Tapi masih bisa terjadi pembalikan simbolik atau anomali, bahwa tidak semua raksasa itu jahat. Tidak semua kesatria berkumpul di kubu politik Pandawa yang berhak atas kekuasaan. Ada banyak kesatria pula di kubu Kurawa. Kadang-kadang banyak absurditas yang kita temui dalam kisah-kisah kepolitikan kita seperti juga dalam komik-komik. Tapi, era kejayaan komik- komik Kosasih dan generasi sesudahnya tampaknya sudah sangat berlalu.

Bahasa gambar yang mendominasi kebudayaan populer kita sekarang ialah sinetron-sinetron alias opera-opera sabun yang lebih komikal dan berpanjangpanjang. Absurditas-absurditas dalam opera sabun kemudian diringkas dalam rumus yang oleh sementara kalangan manjur diterapkan dalam alam demokrasi elektoral, yakni semakin terkesan terzalimi semakin populer dan elektabel.

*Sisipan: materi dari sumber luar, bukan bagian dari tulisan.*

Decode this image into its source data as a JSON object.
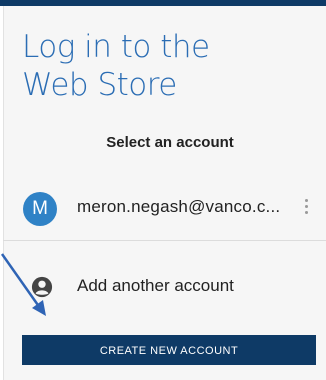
{
  "header": {
    "title_line1": "Log in to the",
    "title_line2": "Web Store"
  },
  "account_picker": {
    "heading": "Select an account",
    "account": {
      "avatar_initial": "M",
      "email": "meron.negash@vanco.c..."
    },
    "add_account_label": "Add another account"
  },
  "actions": {
    "create_account_label": "CREATE NEW ACCOUNT"
  },
  "colors": {
    "accent": "#2b6db4",
    "button": "#0e3a66",
    "avatar": "#2f82c6",
    "arrow": "#2f64b5"
  },
  "icons": {
    "account_menu": "more-vert-icon",
    "add_account": "person-circle-icon",
    "annotation": "arrow-icon"
  }
}
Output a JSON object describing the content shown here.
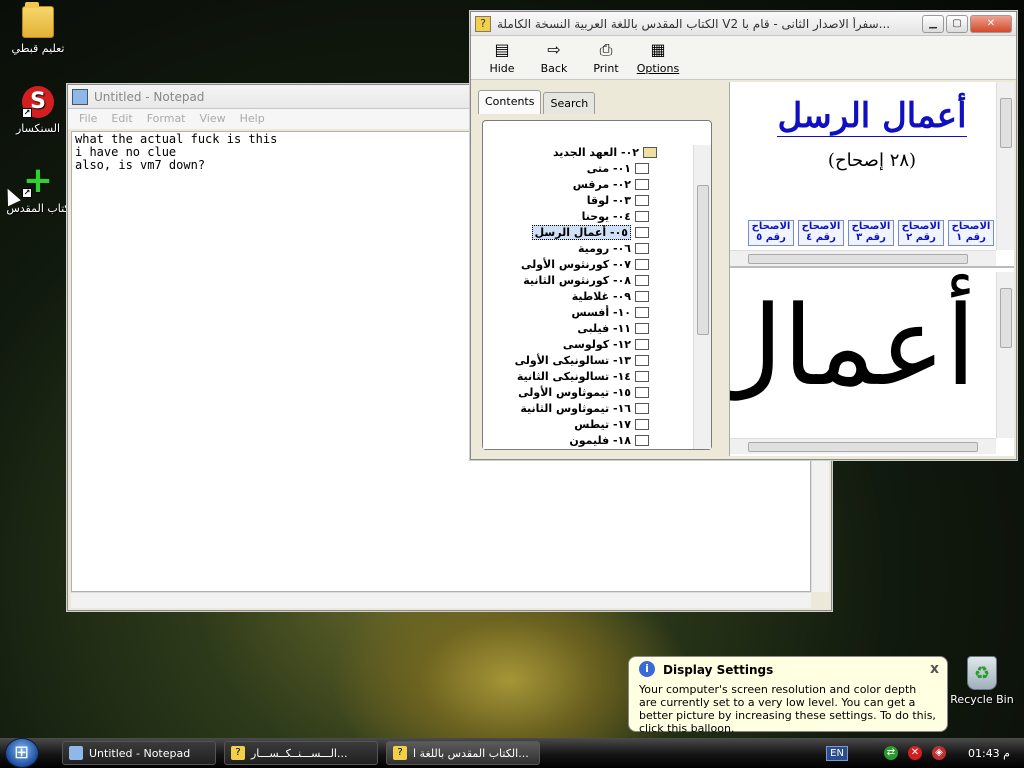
{
  "desktop": {
    "icons": [
      {
        "label": "تعليم قبطي",
        "icon": "folder-icon"
      },
      {
        "label": "السنكسار",
        "icon": "synaxarium-icon"
      },
      {
        "label": "كتاب المقدس",
        "icon": "bible-plus-icon"
      }
    ],
    "recycle_bin": {
      "label": "Recycle Bin",
      "icon": "recycle-bin-icon"
    }
  },
  "notepad": {
    "title": "Untitled - Notepad",
    "menu": [
      "File",
      "Edit",
      "Format",
      "View",
      "Help"
    ],
    "text": "what the actual fuck is this\ni have no clue\nalso, is vm7 down?"
  },
  "help_window": {
    "title": "الكتاب المقدس باللغة العربية النسخة الكاملة V2 سفرأ الاصدار الثانى - قام با...",
    "toolbar": [
      {
        "label": "Hide",
        "icon": "hide-icon"
      },
      {
        "label": "Back",
        "icon": "back-arrow-icon"
      },
      {
        "label": "Print",
        "icon": "printer-icon"
      },
      {
        "label": "Options",
        "icon": "options-icon"
      }
    ],
    "tabs": [
      "Contents",
      "Search"
    ],
    "tree": {
      "root": "٠٢- العهد الجديد",
      "items": [
        "٠١- متى",
        "٠٢- مرقس",
        "٠٣- لوقا",
        "٠٤- يوحنا",
        "٠٥- أعمال الرسل",
        "٠٦- رومية",
        "٠٧- كورنثوس الأولى",
        "٠٨- كورنثوس الثانية",
        "٠٩- غلاطية",
        "١٠- أفسس",
        "١١- فيلبى",
        "١٢- كولوسى",
        "١٣- تسالونيكى الأولى",
        "١٤- تسالونيكى الثانية",
        "١٥- تيموثاوس الأولى",
        "١٦- تيموثاوس الثانية",
        "١٧- تيطس",
        "١٨- فليمون"
      ],
      "selected": "٠٥- أعمال الرسل"
    },
    "content": {
      "title": "أعمال الرسل",
      "subtitle": "(٢٨ إصحاح)",
      "chapter_links": [
        "الاصحاح رقم ١",
        "الاصحاح رقم ٢",
        "الاصحاح رقم ٣",
        "الاصحاح رقم ٤",
        "الاصحاح رقم ٥"
      ],
      "big_word": "أعمال"
    }
  },
  "balloon": {
    "title": "Display Settings",
    "text": "Your computer's screen resolution and color depth are currently set to a very low level. You can get a better picture by increasing these settings. To do this, click this balloon.",
    "close": "x"
  },
  "taskbar": {
    "tasks": [
      {
        "label": "Untitled - Notepad"
      },
      {
        "label": "الـــســـنــكــســـار..."
      },
      {
        "label": "الكتاب المقدس باللغة ا..."
      }
    ],
    "language": "EN",
    "clock": "م 01:43"
  }
}
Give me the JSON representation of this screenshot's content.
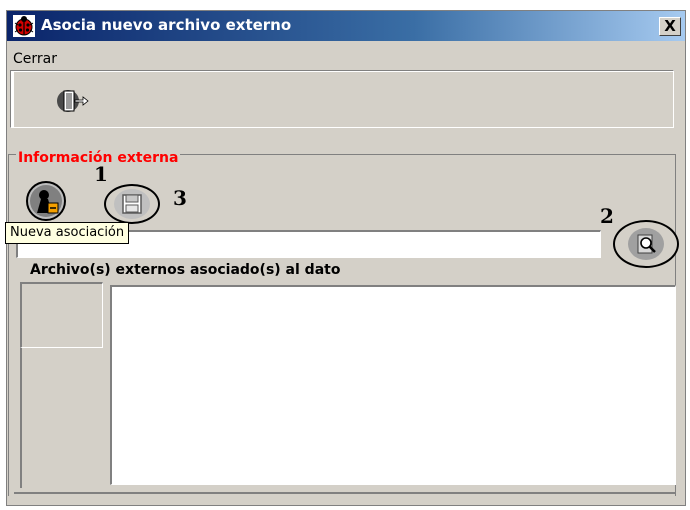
{
  "window": {
    "title": "Asocia nuevo archivo externo",
    "close_label": "X"
  },
  "menu": {
    "items": [
      {
        "label": "Cerrar"
      }
    ]
  },
  "toolbar": {
    "exit_icon": "exit-door-icon"
  },
  "group": {
    "legend": "Información externa",
    "new_association_icon": "new-association-icon",
    "save_icon": "save-disk-icon",
    "browse_icon": "browse-search-icon",
    "tooltip": "Nueva asociación",
    "path_value": "",
    "list_label": "Archivo(s) externos asociado(s) al dato",
    "files": []
  },
  "annotations": [
    "1",
    "2",
    "3"
  ],
  "colors": {
    "titlebar_start": "#0a246a",
    "titlebar_end": "#a6caf0",
    "legend": "#ff0000",
    "window_bg": "#d4d0c8"
  }
}
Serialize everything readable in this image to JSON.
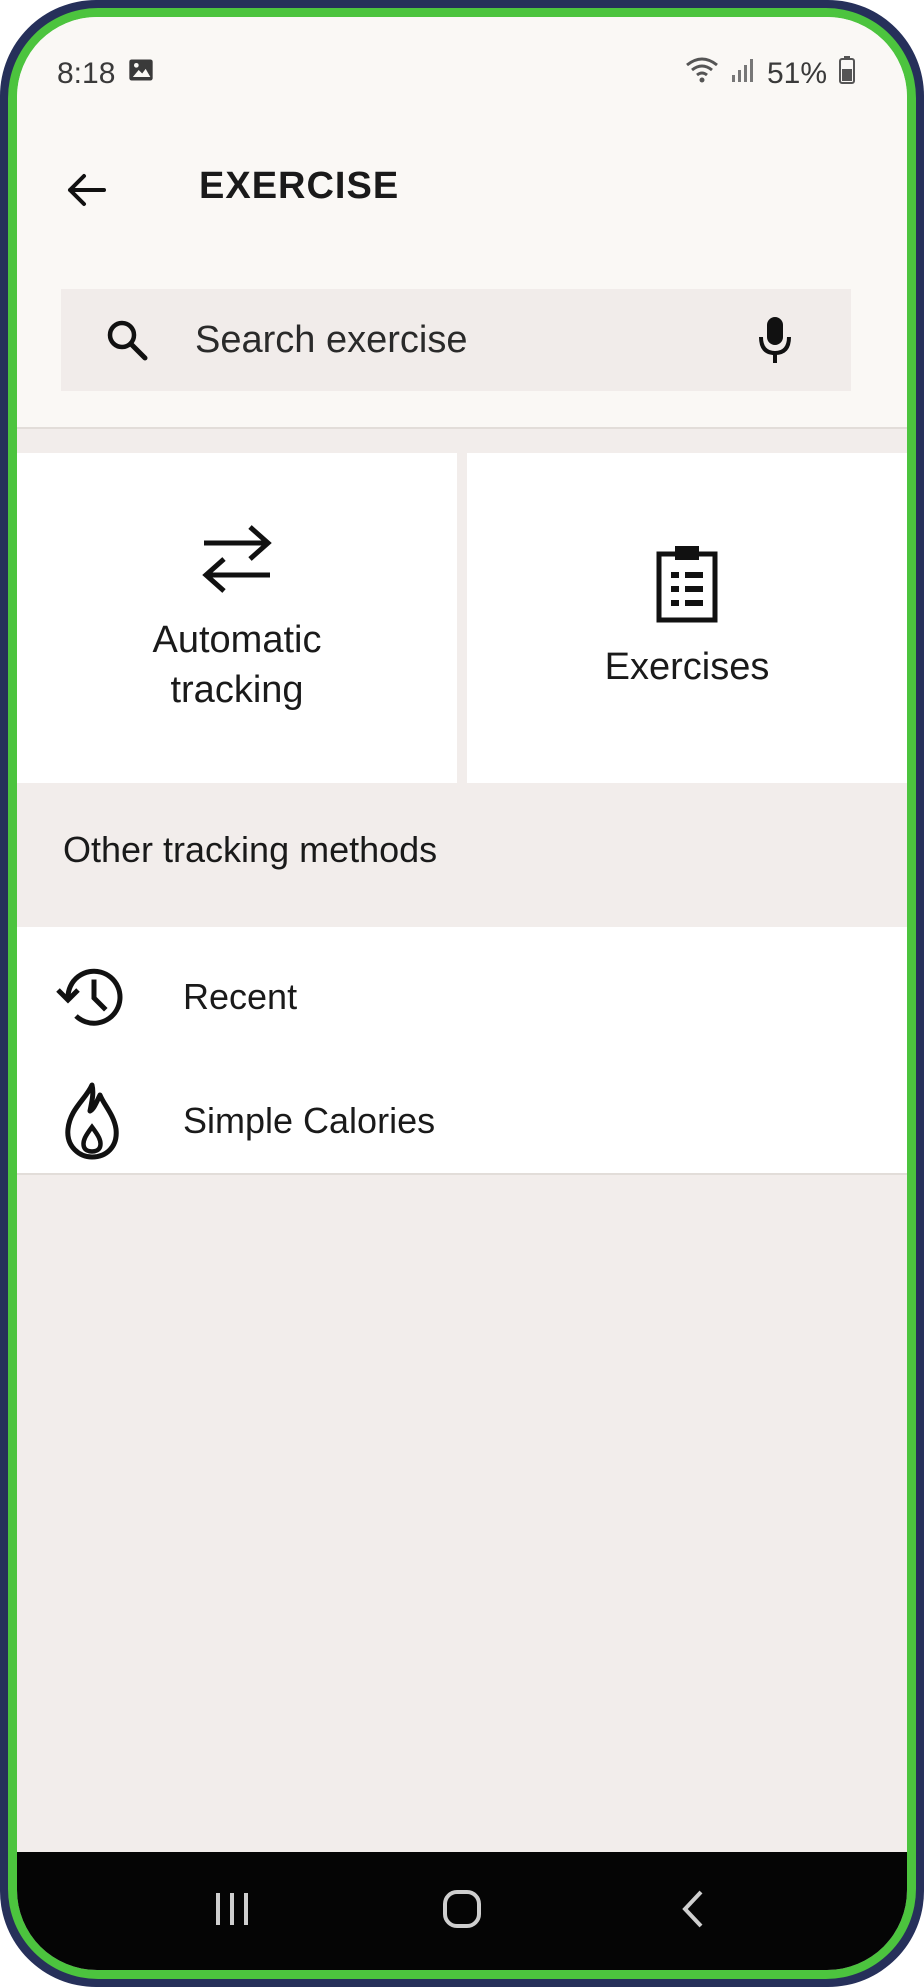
{
  "status_bar": {
    "time": "8:18",
    "battery": "51%",
    "icons": [
      "gallery-icon",
      "wifi-icon",
      "signal-icon",
      "battery-icon"
    ]
  },
  "header": {
    "title": "EXERCISE",
    "back_icon": "arrow-left-icon"
  },
  "search": {
    "placeholder": "Search exercise",
    "value": "",
    "icons": [
      "search-icon",
      "microphone-icon"
    ]
  },
  "cards": [
    {
      "label": "Automatic tracking",
      "icon": "swap-arrows-icon"
    },
    {
      "label": "Exercises",
      "icon": "clipboard-icon"
    }
  ],
  "other_section": {
    "title": "Other tracking methods",
    "items": [
      {
        "label": "Recent",
        "icon": "history-icon"
      },
      {
        "label": "Simple Calories",
        "icon": "flame-icon"
      }
    ]
  },
  "nav_bar": {
    "buttons": [
      "recents-icon",
      "home-icon",
      "back-icon"
    ]
  },
  "colors": {
    "header_bg": "#faf8f5",
    "page_bg": "#f2edeb",
    "card_bg": "#ffffff",
    "search_bg": "#f1ecea",
    "frame_outer": "#26305a",
    "frame_inner": "#4cc43e"
  }
}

Bahasa gambar akhirnya sekadar mentok pada sihir-sihir hipnosis tanpa membuka peluang yang lapang bagi publik untuk berpikir kritis. Bahasa gambar itu mempertontonkan adegan-adegan absurd yang menyingkirkan kualifikasi dan proses. Rumah yang mentereng, mobil yang bagus-bagus, konflik kaum elite yang tak menjangkau urusan nyata masyarakat, jalan pintas pemecahan masalah, tampilan-tampilan hedonis dan boros, kata-kata yang menggampangkan dan penuh dendam merupakan catatan-catatan kecil kita ketika menonton opera-opera sabun yang berbuih-buih itu.

Demokrasi komikal kita penuh cerita, tetapi sayangnya segera berujung pada hipnosis, bukan kekritisan justru karena ia diasingkan. Bagaimana mungkin kita bisa menikmati opera sabun dengan kritis manakala ia sengaja tidak memberikan tempat pada kritisisme? Di alam nyata, demokrasi komikal kita banyak yang mengejawantah dalam ekspresi-ekspresi menyanjung para patron masing-masing alias asal bapak senang (ABS).

Atau wujud-wujud turunan yang sekadar menyenangkan mitra kerja calon pejabat, apakah capres, calon kepala daerah ataukah caleg, melalui laporan- laporan riset yang menghipnosis. Kalau semua saling menghipnosis dengan menyingkirkan stimulus-stimulus bagi hadirnya refleksi-refleksi kritis, maka barangkali benar kata Umberto Eco di atas, peradaban demokrasi kita akan kolaps.

Yang menyelamatkan peradaban demokrasi kita kalau begitu rasionalitas sebagai dasar dari hadirnya sikapsikap kritis. Selama bahasa-bahasa gambar itu tidak menjadi reflektor, melainkan menghipnosis, demokrasi hanya akan menjadi embel-embel bagi hadirnya tokoh yang tidak otentik, tokoh seolah-olah.  Wallahu a’lam.